ぼのぼののお母さんは「悲しみの病」のため命を落とし、お父さんも同じ病にかかります。でも、お父さんは、悲しみを抱えながらもぼのぼのを育てることで病が癒えていきます。お父さんに「生きてることが 治してくれるよ」と最後に語らせました。
「ぼのぼの 41巻」いがらしみきお(竹書房刊)より
生きていること自体が奇跡
子どものころから世界について疑問を抱き、人の話や映画、科学者の本などを通して考え続けてきた私がたどり着いたのは、「生きていること自体が奇跡」ということです。
私は難聴者であるうえ、これまでに2回、がんという診断を受けて手術などの治療を受けています。そして、「3回目もきっとあるだろうな」と思っています。でも、生きていることが奇跡なので、3回目の診断を受けても、きっとそれほど動じないのではないかと思っています。
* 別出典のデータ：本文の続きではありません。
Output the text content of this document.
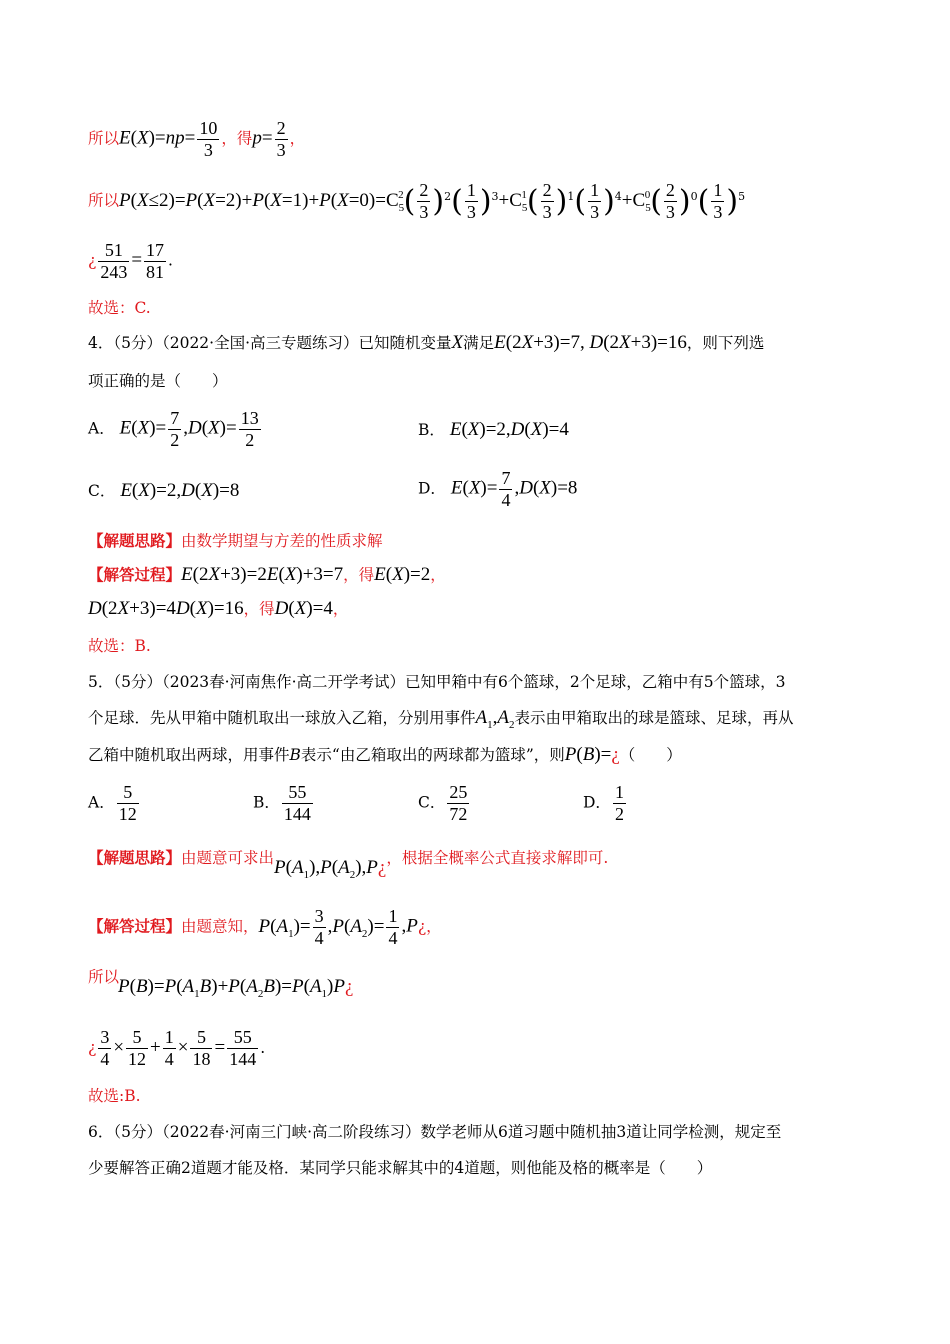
所以$E(X)=np= \frac{10}{3}$ ，得$p= \frac{2}{3}$ ，
所以$P(X\le 2)=P(X=2)+P(X=1)+P(X=0)=C_5^2( \frac{2}{3} )^2( \frac{1}{3} )^3+C_5^1( \frac{2}{3} )^1( \frac{1}{3} )^4+C_5^0( \frac{2}{3} )^0( \frac{1}{3} )^5$
¿ $\frac{51}{243} = \frac{17}{81}$ .
故选：C.
4．（5分）（2022·全国·高三专题练习）已知随机变量X满足E(2X+3)=7, D(2X+3)=16，则下列选
项正确的是（　　）
A． $E(X)= \frac{7}{2} ,D(X)= \frac{13}{2}$	B． E(X)=2,D(X)=4
C． E(X)=2,D(X)=8	D． $E(X)= \frac{7}{4} ,D(X)=8$
【解题思路】由数学期望与方差的性质求解
【解答过程】E(2X+3)=2E(X)+3=7，得E(X)=2，
D(2X+3)=4D(X)=16，得D(X)=4，
故选：B.
5．（5分）（2023春·河南焦作·高二开学考试）已知甲箱中有6个篮球，2个足球，乙箱中有5个篮球，3
个足球．先从甲箱中随机取出一球放入乙箱，分别用事件$A_1,A_2$表示由甲箱取出的球是篮球、足球，再从
乙箱中随机取出两球，用事件B表示“由乙箱取出的两球都为篮球”，则P(B)=¿（　　）
A． $\frac{5}{12}$	B． $\frac{55}{144}$	C． $\frac{25}{72}$	D． $\frac{1}{2}$
【解题思路】由题意可求出$P(A_1),P(A_2),P¿$，根据全概率公式直接求解即可.
【解答过程】由题意知，$P(A_1)= \frac{3}{4} ,P(A_2)= \frac{1}{4}$ ,P¿，
所以
$P(B)=P(A_1B)+P(A_2B)=P(A_1)P¿$
¿ $\frac{3}{4} \times \frac{5}{12} + \frac{1}{4} \times \frac{5}{18} = \frac{55}{144}$ .
故选:B.
6．（5分）（2022春·河南三门峡·高二阶段练习）数学老师从6道习题中随机抽3道让同学检测，规定至
少要解答正确2道题才能及格．某同学只能求解其中的4道题，则他能及格的概率是（　　）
どんなに悲しいことがあっても、「なぜ自分が」と思う経験をしたとしても、人は生きていかなければならない。人は、自分で自分の傷を直し直し、生きていくんじゃないか。私はそう思っています。
<いがらしみきおさんプロフィール>
漫画家 1955年生まれ、仙台市在住。1979年にデビュー。1986年から、主人公のラッコが、いじめられっこのシマリスや怒りっぽいアライグマらと遊びや会話を繰り広げる漫画「ぼのぼの」の連載スタート。1988年、「ぼのぼの」で講談社漫画賞。近著に「人間一生図巻」(双葉社)がある。